Heartworm causes several warning signs in dogs and cats: a dry cough, weight loss, difficulty breathing, and allergic reactions are all symptoms of heartworm. It’s most common in dogs but is also found in cats. The disease is spread by mosquitoes and can be treated if caught early enough in dogs. Unfortunately, there is no cure for feline heartworm, so it’s best to keep your pets healthy with monthly prescriptions from your veterinarian.
3) DENTAL DISEASES
Many serious health issues start in your pet’s mouth, like heart and kidney conditions. If you notice your pet has developed bad breath, make sure they’re having regular dental checkups and cleanings with their veterinarian. Dental cleanings, like with humans, can prevent tartar buildup, gum disease and cavities, so establishing a regular dental hygiene routine is important.

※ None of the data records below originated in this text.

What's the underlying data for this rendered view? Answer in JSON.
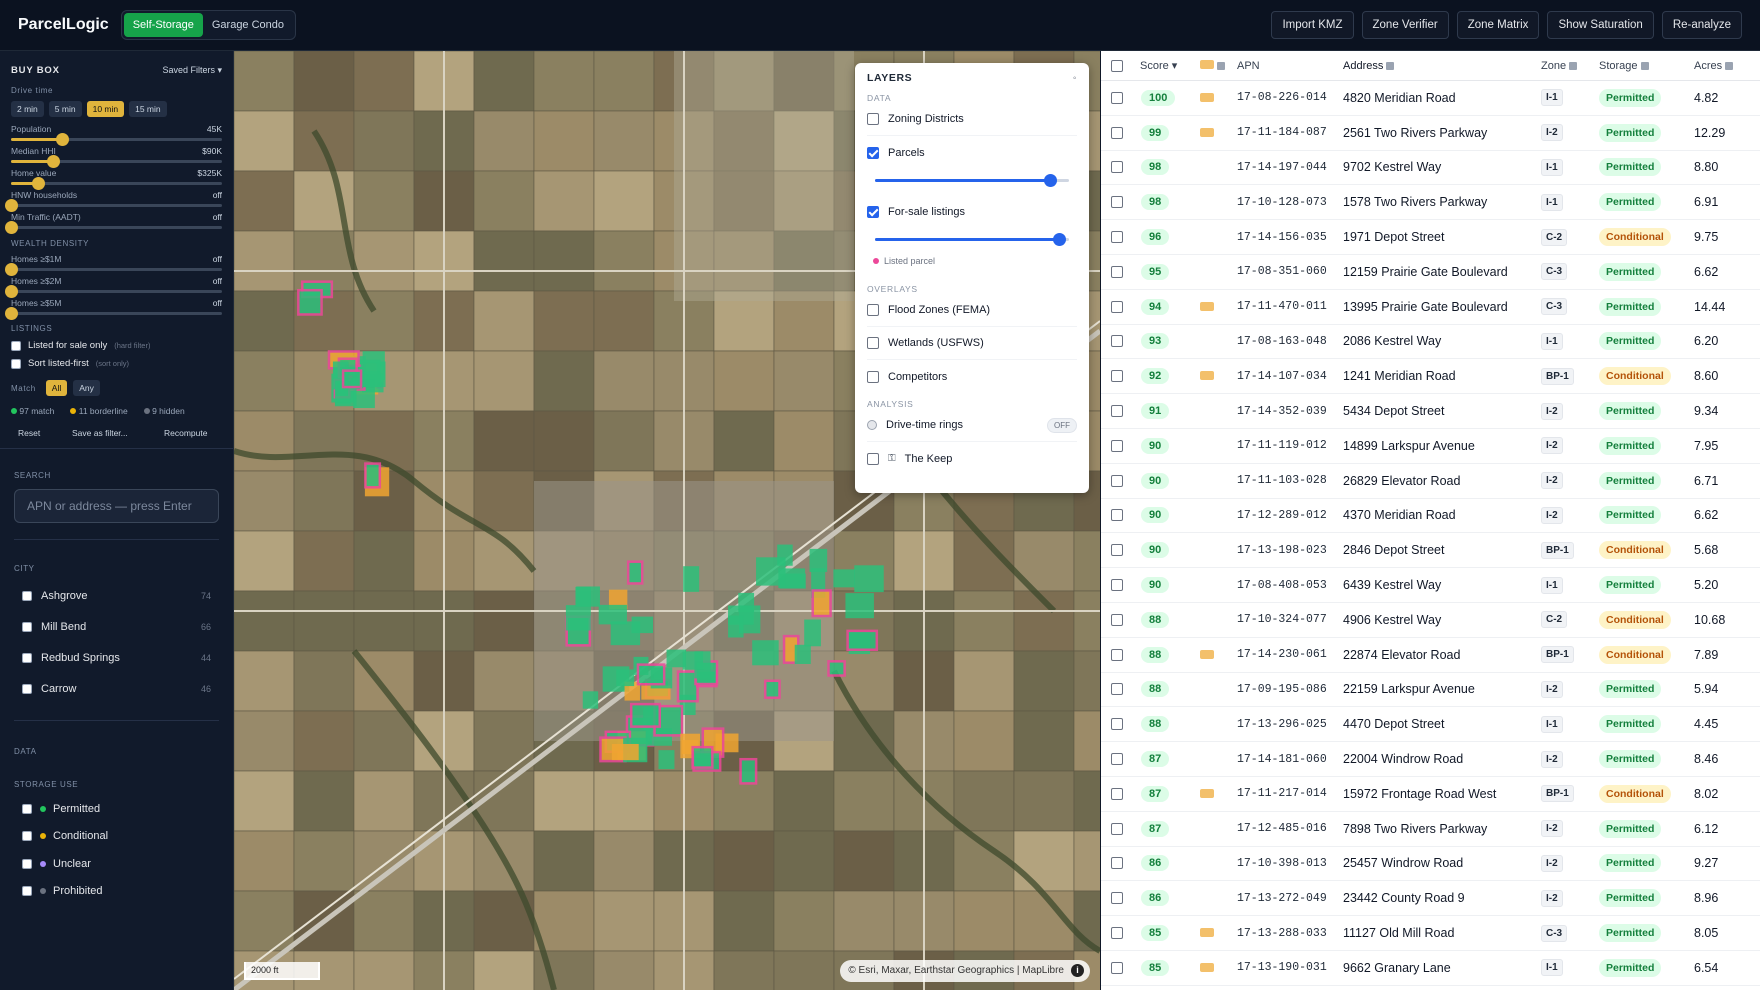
{
  "app": {
    "title": "ParcelLogic"
  },
  "mode_tabs": [
    {
      "label": "Self-Storage",
      "active": true
    },
    {
      "label": "Garage Condo",
      "active": false
    }
  ],
  "toolbar": {
    "buttons": [
      "Import KMZ",
      "Zone Verifier",
      "Zone Matrix",
      "Show Saturation",
      "Re-analyze"
    ]
  },
  "buybox": {
    "title": "BUY BOX",
    "saved_filters": "Saved Filters ▾",
    "drive_time_label": "Drive time",
    "drive_times": [
      {
        "label": "2 min",
        "active": false
      },
      {
        "label": "5 min",
        "active": false
      },
      {
        "label": "10 min",
        "active": true
      },
      {
        "label": "15 min",
        "active": false
      }
    ],
    "sliders": [
      {
        "label": "Population",
        "value": "45K",
        "level": 0.24
      },
      {
        "label": "Median HHI",
        "value": "$90K",
        "level": 0.2
      },
      {
        "label": "Home value",
        "value": "$325K",
        "level": 0.13
      },
      {
        "label": "HNW households",
        "value": "off",
        "level": 0
      }
    ],
    "traffic": {
      "label": "Min Traffic (AADT)",
      "value": "off",
      "level": 0
    },
    "wealth_label": "WEALTH DENSITY",
    "wealth": [
      {
        "label": "Homes ≥$1M",
        "value": "off",
        "level": 0
      },
      {
        "label": "Homes ≥$2M",
        "value": "off",
        "level": 0
      },
      {
        "label": "Homes ≥$5M",
        "value": "off",
        "level": 0
      }
    ],
    "listings_label": "LISTINGS",
    "listed_only": {
      "label": "Listed for sale only",
      "note": "(hard filter)"
    },
    "sort_listed": {
      "label": "Sort listed-first",
      "note": "(sort only)"
    },
    "match_label": "Match",
    "match_all": "All",
    "match_any": "Any",
    "counts": [
      {
        "text": "97 match",
        "color": "#22c55e"
      },
      {
        "text": "11 borderline",
        "color": "#eab308"
      },
      {
        "text": "9 hidden",
        "color": "#6b7280"
      }
    ],
    "actions": [
      "Reset",
      "Save as filter...",
      "Recompute"
    ]
  },
  "search": {
    "label": "SEARCH",
    "placeholder": "APN or address — press Enter"
  },
  "city": {
    "label": "CITY",
    "items": [
      {
        "name": "Ashgrove",
        "count": "74"
      },
      {
        "name": "Mill Bend",
        "count": "66"
      },
      {
        "name": "Redbud Springs",
        "count": "44"
      },
      {
        "name": "Carrow",
        "count": "46"
      }
    ]
  },
  "data_label": "DATA",
  "storage_use": {
    "label": "STORAGE USE",
    "items": [
      {
        "name": "Permitted",
        "color": "#22c55e"
      },
      {
        "name": "Conditional",
        "color": "#eab308"
      },
      {
        "name": "Unclear",
        "color": "#a78bfa"
      },
      {
        "name": "Prohibited",
        "color": "#6b7280"
      }
    ]
  },
  "map": {
    "scale": "2000 ft",
    "attribution": "© Esri, Maxar, Earthstar Geographics | MapLibre"
  },
  "layers": {
    "title": "LAYERS",
    "close": "◦",
    "data_label": "DATA",
    "zoning": "Zoning Districts",
    "parcels": {
      "label": "Parcels",
      "checked": true,
      "opacity": 0.9
    },
    "listings": {
      "label": "For-sale listings",
      "checked": true,
      "opacity": 0.95
    },
    "listed_legend": "Listed parcel",
    "overlays_label": "OVERLAYS",
    "overlays": [
      "Flood Zones (FEMA)",
      "Wetlands (USFWS)",
      "Competitors"
    ],
    "analysis_label": "ANALYSIS",
    "drive_rings": "Drive-time rings",
    "drive_rings_state": "OFF",
    "keep": "The Keep"
  },
  "table": {
    "columns": [
      "Score ▾",
      "",
      "APN",
      "Address",
      "Zone",
      "Storage",
      "Acres"
    ],
    "rows": [
      {
        "score": "100",
        "listed": true,
        "apn": "17-08-226-014",
        "address": "4820 Meridian Road",
        "zone": "I-1",
        "storage": "Permitted",
        "acres": "4.82"
      },
      {
        "score": "99",
        "listed": true,
        "apn": "17-11-184-087",
        "address": "2561 Two Rivers Parkway",
        "zone": "I-2",
        "storage": "Permitted",
        "acres": "12.29"
      },
      {
        "score": "98",
        "listed": false,
        "apn": "17-14-197-044",
        "address": "9702 Kestrel Way",
        "zone": "I-1",
        "storage": "Permitted",
        "acres": "8.80"
      },
      {
        "score": "98",
        "listed": false,
        "apn": "17-10-128-073",
        "address": "1578 Two Rivers Parkway",
        "zone": "I-1",
        "storage": "Permitted",
        "acres": "6.91"
      },
      {
        "score": "96",
        "listed": false,
        "apn": "17-14-156-035",
        "address": "1971 Depot Street",
        "zone": "C-2",
        "storage": "Conditional",
        "acres": "9.75"
      },
      {
        "score": "95",
        "listed": false,
        "apn": "17-08-351-060",
        "address": "12159 Prairie Gate Boulevard",
        "zone": "C-3",
        "storage": "Permitted",
        "acres": "6.62"
      },
      {
        "score": "94",
        "listed": true,
        "apn": "17-11-470-011",
        "address": "13995 Prairie Gate Boulevard",
        "zone": "C-3",
        "storage": "Permitted",
        "acres": "14.44"
      },
      {
        "score": "93",
        "listed": false,
        "apn": "17-08-163-048",
        "address": "2086 Kestrel Way",
        "zone": "I-1",
        "storage": "Permitted",
        "acres": "6.20"
      },
      {
        "score": "92",
        "listed": true,
        "apn": "17-14-107-034",
        "address": "1241 Meridian Road",
        "zone": "BP-1",
        "storage": "Conditional",
        "acres": "8.60"
      },
      {
        "score": "91",
        "listed": false,
        "apn": "17-14-352-039",
        "address": "5434 Depot Street",
        "zone": "I-2",
        "storage": "Permitted",
        "acres": "9.34"
      },
      {
        "score": "90",
        "listed": false,
        "apn": "17-11-119-012",
        "address": "14899 Larkspur Avenue",
        "zone": "I-2",
        "storage": "Permitted",
        "acres": "7.95"
      },
      {
        "score": "90",
        "listed": false,
        "apn": "17-11-103-028",
        "address": "26829 Elevator Road",
        "zone": "I-2",
        "storage": "Permitted",
        "acres": "6.71"
      },
      {
        "score": "90",
        "listed": false,
        "apn": "17-12-289-012",
        "address": "4370 Meridian Road",
        "zone": "I-2",
        "storage": "Permitted",
        "acres": "6.62"
      },
      {
        "score": "90",
        "listed": false,
        "apn": "17-13-198-023",
        "address": "2846 Depot Street",
        "zone": "BP-1",
        "storage": "Conditional",
        "acres": "5.68"
      },
      {
        "score": "90",
        "listed": false,
        "apn": "17-08-408-053",
        "address": "6439 Kestrel Way",
        "zone": "I-1",
        "storage": "Permitted",
        "acres": "5.20"
      },
      {
        "score": "88",
        "listed": false,
        "apn": "17-10-324-077",
        "address": "4906 Kestrel Way",
        "zone": "C-2",
        "storage": "Conditional",
        "acres": "10.68"
      },
      {
        "score": "88",
        "listed": true,
        "apn": "17-14-230-061",
        "address": "22874 Elevator Road",
        "zone": "BP-1",
        "storage": "Conditional",
        "acres": "7.89"
      },
      {
        "score": "88",
        "listed": false,
        "apn": "17-09-195-086",
        "address": "22159 Larkspur Avenue",
        "zone": "I-2",
        "storage": "Permitted",
        "acres": "5.94"
      },
      {
        "score": "88",
        "listed": false,
        "apn": "17-13-296-025",
        "address": "4470 Depot Street",
        "zone": "I-1",
        "storage": "Permitted",
        "acres": "4.45"
      },
      {
        "score": "87",
        "listed": false,
        "apn": "17-14-181-060",
        "address": "22004 Windrow Road",
        "zone": "I-2",
        "storage": "Permitted",
        "acres": "8.46"
      },
      {
        "score": "87",
        "listed": true,
        "apn": "17-11-217-014",
        "address": "15972 Frontage Road West",
        "zone": "BP-1",
        "storage": "Conditional",
        "acres": "8.02"
      },
      {
        "score": "87",
        "listed": false,
        "apn": "17-12-485-016",
        "address": "7898 Two Rivers Parkway",
        "zone": "I-2",
        "storage": "Permitted",
        "acres": "6.12"
      },
      {
        "score": "86",
        "listed": false,
        "apn": "17-10-398-013",
        "address": "25457 Windrow Road",
        "zone": "I-2",
        "storage": "Permitted",
        "acres": "9.27"
      },
      {
        "score": "86",
        "listed": false,
        "apn": "17-13-272-049",
        "address": "23442 County Road 9",
        "zone": "I-2",
        "storage": "Permitted",
        "acres": "8.96"
      },
      {
        "score": "85",
        "listed": true,
        "apn": "17-13-288-033",
        "address": "11127 Old Mill Road",
        "zone": "C-3",
        "storage": "Permitted",
        "acres": "8.05"
      },
      {
        "score": "85",
        "listed": true,
        "apn": "17-13-190-031",
        "address": "9662 Granary Lane",
        "zone": "I-1",
        "storage": "Permitted",
        "acres": "6.54"
      }
    ]
  }
}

Parvovirus is common where there are low vaccination rates, and is commonly referred to as “parvo”. One of the most dangerous symptoms of parvo is diarrhea, which can lead to life-threatening dehydration. Mortality rates depend on a number of factors, including how soon the symptoms are caught, how soon the pet is taken to the veterinarian and how strong the animal’s immune system is.
Distemper is another virus that can be prevented with vaccines, which is why puppies who are too young for vaccinations or dogs who have never been vaccinated are most at risk. Distemper presents itself with neurological symptoms, nasal discharge and high fevers and has a high mortality rate. Dogs who survive distemper often continue to live with long-term health effects like seizures and hardened paw pads.